= Supranational law =

Law that transcends national boundaries

Supranational law is a form of international law, based on the limitation of the rights of sovereign nations between one another. It is distinguished from public international law, because in supranational law, nations explicitly submit their right to make judicial decisions by treaty to a set of common tribunal. The United Nations Security Council and subordinate organizations, such as the International Court of Justice, are the only globally accepted supranational tribunals.

== American supranational law ==
The Articles of Confederation, formally the Articles of Confederation and Perpetual Union, was the first supranational agreement where 13 sovereign states were unified in a common government, which later became the United States of America. The central government proved too weak to manage the growing economy as the sovereign states incurred national debts and independently managed their national currencies without central coordination. The supranational government was terminated and the sovereign states were united into a unified sovereign nation-state by the United States Constitution in 1785.

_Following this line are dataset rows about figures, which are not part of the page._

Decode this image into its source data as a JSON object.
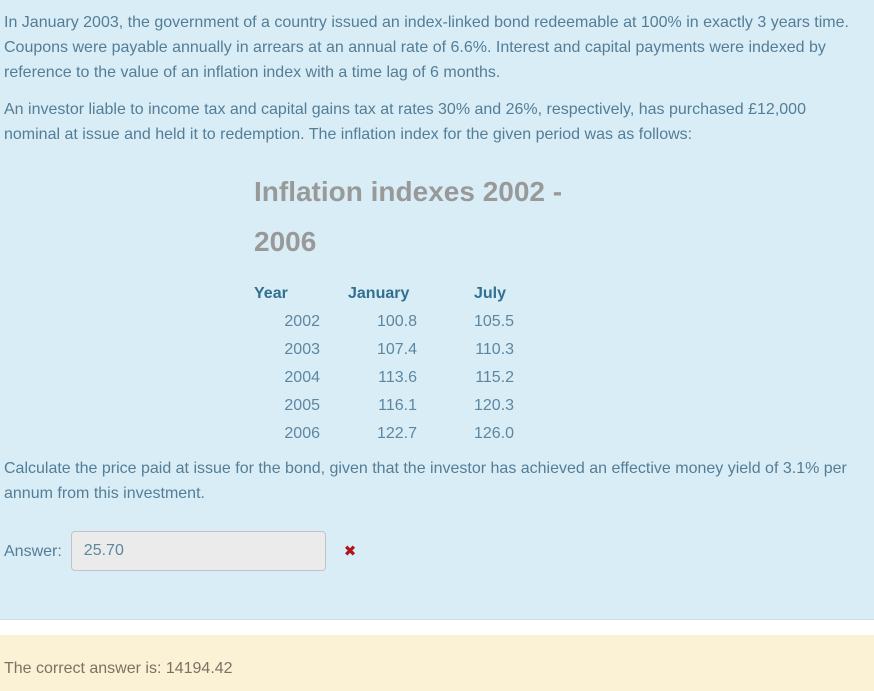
{
  "question": {
    "paragraph1": "In January 2003, the government of a country issued an index-linked bond redeemable at 100% in exactly 3 years time. Coupons were payable annually in arrears at an annual rate of 6.6%. Interest and capital payments were indexed by reference to the value of an inflation index with a time lag of 6 months.",
    "paragraph2": "An investor liable to income tax and capital gains tax at rates 30% and 26%, respectively, has purchased £12,000 nominal at issue and held it to redemption. The inflation index for the given period was as follows:",
    "paragraph3": "Calculate the price paid at issue for the bond, given that the investor has achieved an effective money yield of 3.1% per annum from this investment."
  },
  "inflation_table": {
    "title": "Inflation indexes 2002 - 2006",
    "columns": [
      "Year",
      "January",
      "July"
    ],
    "rows": [
      {
        "year": "2002",
        "january": "100.8",
        "july": "105.5"
      },
      {
        "year": "2003",
        "january": "107.4",
        "july": "110.3"
      },
      {
        "year": "2004",
        "january": "113.6",
        "july": "115.2"
      },
      {
        "year": "2005",
        "january": "116.1",
        "july": "120.3"
      },
      {
        "year": "2006",
        "january": "122.7",
        "july": "126.0"
      }
    ]
  },
  "answer": {
    "label": "Answer:",
    "value": "25.70",
    "incorrect_icon": "✖"
  },
  "feedback": {
    "text": "The correct answer is: 14194.42"
  },
  "colors": {
    "question_bg": "#d9edf7",
    "feedback_bg": "#fbf2d5",
    "body_text": "#547d96",
    "table_header_text": "#31708f",
    "table_data_text": "#5d87a0",
    "title_text": "#999999",
    "incorrect_mark": "#b3131c",
    "feedback_text": "#7a7264",
    "input_bg": "#ebebeb",
    "input_border": "#c3c3c3"
  }
}
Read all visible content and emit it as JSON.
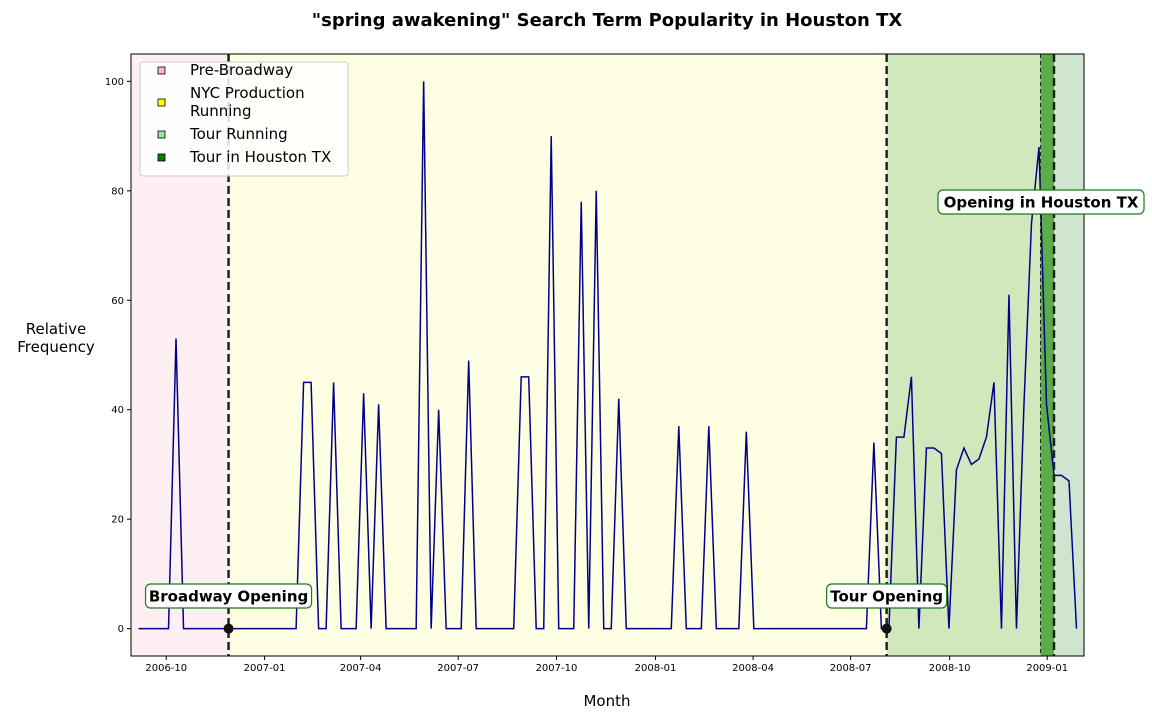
{
  "chart_data": {
    "type": "line",
    "title": "\"spring awakening\" Search Term Popularity in Houston TX",
    "xlabel": "Month",
    "ylabel_lines": [
      "Relative",
      "Frequency"
    ],
    "ylim": [
      -5,
      105
    ],
    "y_ticks": [
      0,
      20,
      40,
      60,
      80,
      100
    ],
    "x_range_week": [
      -1,
      126
    ],
    "x_ticks": [
      {
        "week": 3.7,
        "label": "2006-10"
      },
      {
        "week": 16.8,
        "label": "2007-01"
      },
      {
        "week": 29.6,
        "label": "2007-04"
      },
      {
        "week": 42.6,
        "label": "2007-07"
      },
      {
        "week": 55.7,
        "label": "2007-10"
      },
      {
        "week": 68.9,
        "label": "2008-01"
      },
      {
        "week": 81.9,
        "label": "2008-04"
      },
      {
        "week": 94.9,
        "label": "2008-07"
      },
      {
        "week": 108.1,
        "label": "2008-10"
      },
      {
        "week": 121.1,
        "label": "2009-01"
      }
    ],
    "series": [
      {
        "color": "#00008b",
        "x_start": "2006-09-24",
        "x_step": "1 week",
        "values": [
          0,
          0,
          0,
          0,
          0,
          53,
          0,
          0,
          0,
          0,
          0,
          0,
          0,
          0,
          0,
          0,
          0,
          0,
          0,
          0,
          0,
          0,
          45,
          45,
          0,
          0,
          45,
          0,
          0,
          0,
          43,
          0,
          41,
          0,
          0,
          0,
          0,
          0,
          100,
          0,
          40,
          0,
          0,
          0,
          49,
          0,
          0,
          0,
          0,
          0,
          0,
          46,
          46,
          0,
          0,
          90,
          0,
          0,
          0,
          78,
          0,
          80,
          0,
          0,
          42,
          0,
          0,
          0,
          0,
          0,
          0,
          0,
          37,
          0,
          0,
          0,
          37,
          0,
          0,
          0,
          0,
          36,
          0,
          0,
          0,
          0,
          0,
          0,
          0,
          0,
          0,
          0,
          0,
          0,
          0,
          0,
          0,
          0,
          34,
          0,
          0,
          35,
          35,
          46,
          0,
          33,
          33,
          32,
          0,
          29,
          33,
          30,
          31,
          35,
          45,
          0,
          61,
          0,
          41,
          74,
          88,
          41,
          28,
          28,
          27,
          0
        ]
      }
    ],
    "legend": {
      "placement": "upper left",
      "entries": [
        {
          "label_lines": [
            "Pre-Broadway"
          ],
          "color": "#ffb6c1"
        },
        {
          "label_lines": [
            "NYC Production",
            "Running"
          ],
          "color": "#ffff00"
        },
        {
          "label_lines": [
            "Tour Running"
          ],
          "color": "#90ee90"
        },
        {
          "label_lines": [
            "Tour in Houston TX"
          ],
          "color": "#008000"
        }
      ]
    },
    "regions": [
      {
        "name": "Pre-Broadway",
        "from_week": -1,
        "to_week": 12,
        "color": "#fdeff2"
      },
      {
        "name": "NYC Production Running",
        "from_week": 12,
        "to_week": 99.7,
        "color": "#fefee2"
      },
      {
        "name": "Tour Running",
        "from_week": 99.7,
        "to_week": 126,
        "color": "#d2e8bc"
      },
      {
        "name": "Tour in Houston TX",
        "from_week": 120.2,
        "to_week": 122,
        "color": "#5aad48"
      }
    ],
    "annotations": [
      {
        "text": "Broadway Opening",
        "week": 12
      },
      {
        "text": "Tour Opening",
        "week": 99.7
      },
      {
        "text": "Opening in Houston TX",
        "week": 122
      }
    ],
    "grid": false
  }
}
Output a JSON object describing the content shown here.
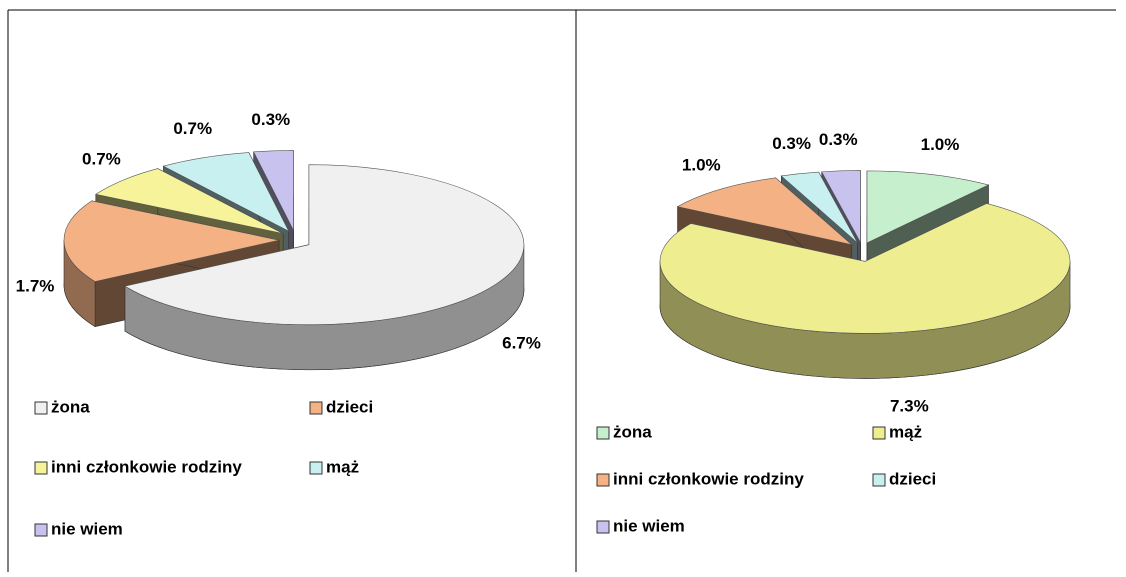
{
  "chart_data": [
    {
      "type": "pie",
      "categories": [
        "żona",
        "dzieci",
        "inni członkowie rodziny",
        "mąż",
        "nie wiem"
      ],
      "values": [
        6.7,
        1.7,
        0.7,
        0.7,
        0.3
      ],
      "value_labels": [
        "6.7%",
        "1.7%",
        "0.7%",
        "0.7%",
        "0.3%"
      ],
      "colors": [
        "#f0f0f0",
        "#f4b183",
        "#f6f39a",
        "#c8f0f0",
        "#c7c3ee"
      ]
    },
    {
      "type": "pie",
      "categories": [
        "żona",
        "mąż",
        "inni członkowie rodziny",
        "dzieci",
        "nie wiem"
      ],
      "values": [
        1.0,
        7.3,
        1.0,
        0.3,
        0.3
      ],
      "value_labels": [
        "1.0%",
        "7.3%",
        "1.0%",
        "0.3%",
        "0.3%"
      ],
      "colors": [
        "#c6efce",
        "#eeee90",
        "#f4b183",
        "#c8f0f0",
        "#c7c3ee"
      ]
    }
  ]
}
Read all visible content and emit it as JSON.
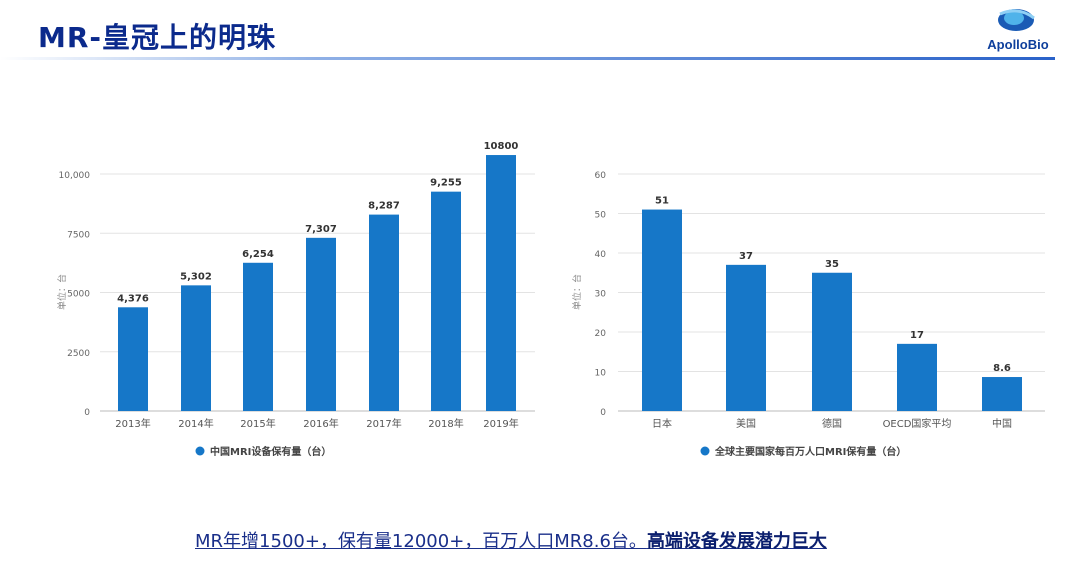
{
  "header": {
    "title": "MR-皇冠上的明珠",
    "logo_text": "ApolloBio"
  },
  "chart_data": [
    {
      "type": "bar",
      "categories": [
        "2013年",
        "2014年",
        "2015年",
        "2016年",
        "2017年",
        "2018年",
        "2019年"
      ],
      "values": [
        4376,
        5302,
        6254,
        7307,
        8287,
        9255,
        10800
      ],
      "data_labels": [
        "4,376",
        "5,302",
        "6,254",
        "7,307",
        "8,287",
        "9,255",
        "10800"
      ],
      "ylabel": "单位：台",
      "yticks": [
        "0",
        "2500",
        "5000",
        "7500",
        "10,000"
      ],
      "ylim": [
        0,
        10800
      ],
      "legend": "中国MRI设备保有量（台）",
      "legend_position": "bottom",
      "grid": true,
      "color": "#1677c8"
    },
    {
      "type": "bar",
      "categories": [
        "日本",
        "美国",
        "德国",
        "OECD国家平均",
        "中国"
      ],
      "values": [
        51,
        37,
        35,
        17,
        8.6
      ],
      "data_labels": [
        "51",
        "37",
        "35",
        "17",
        "8.6"
      ],
      "ylabel": "单位：台",
      "yticks": [
        "0",
        "10",
        "20",
        "30",
        "40",
        "50",
        "60"
      ],
      "ylim": [
        0,
        60
      ],
      "legend": "全球主要国家每百万人口MRI保有量（台）",
      "legend_position": "bottom",
      "grid": true,
      "color": "#1677c8"
    }
  ],
  "footer": {
    "text": "MR年增1500+，保有量12000+，百万人口MR8.6台。",
    "emphasis": "高端设备发展潜力巨大"
  }
}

==European Union supranational law==

European Union law was the next example of a supranational legal framework. In the EU, sovereign nations have pooled their authority through a system of courts and political institutions. They have the ability to enforce legal norms against and for member states and citizens, in a way that public international law does not. According to the European Court of Justice (ECJ) in the early case, 26/62, of NW Algemene Transporten Expeditie Onderneming van Gend en Loos v Nederlandse Administratie der Belastingen [1963] ECR 1, (often known as just Van Gend en Loos) it constitutes "a new legal order of international law":

The Community constitutes a new legal order of international law for the benefit of which the states have limited their sovereign rights, albeit within limited fields, and the subjects of which comprise not only member states but also their nationals. Independently of the legislation of member states, community law therefore not only imposes obligations on individuals but is also intended to confer upon them rights which become part of their legal heritage. These rights arise not only where they are expressly granted by the treaty, but also by reason of obligations which the treaty imposes in a clearly defined way upon individuals as well as upon the member states and upon the institutions of the community.

Human rights in the EU, as enforced by the ECJ, are based on the "general principles of EU law" – ascertained by the ECJ on the basis of various sources including national constitutions and traditions – as well as the European Convention on Human Rights (ECHR), and the Charter of Fundamental Rights of the European Union. The status of the Charter was reinforced by the Treaty of Lisbon, which entered into force on 1 December 2009, though the United Kingdom and Poland negotiated a protocol to the treaty which "purports to limit the impact of the Charter in those states".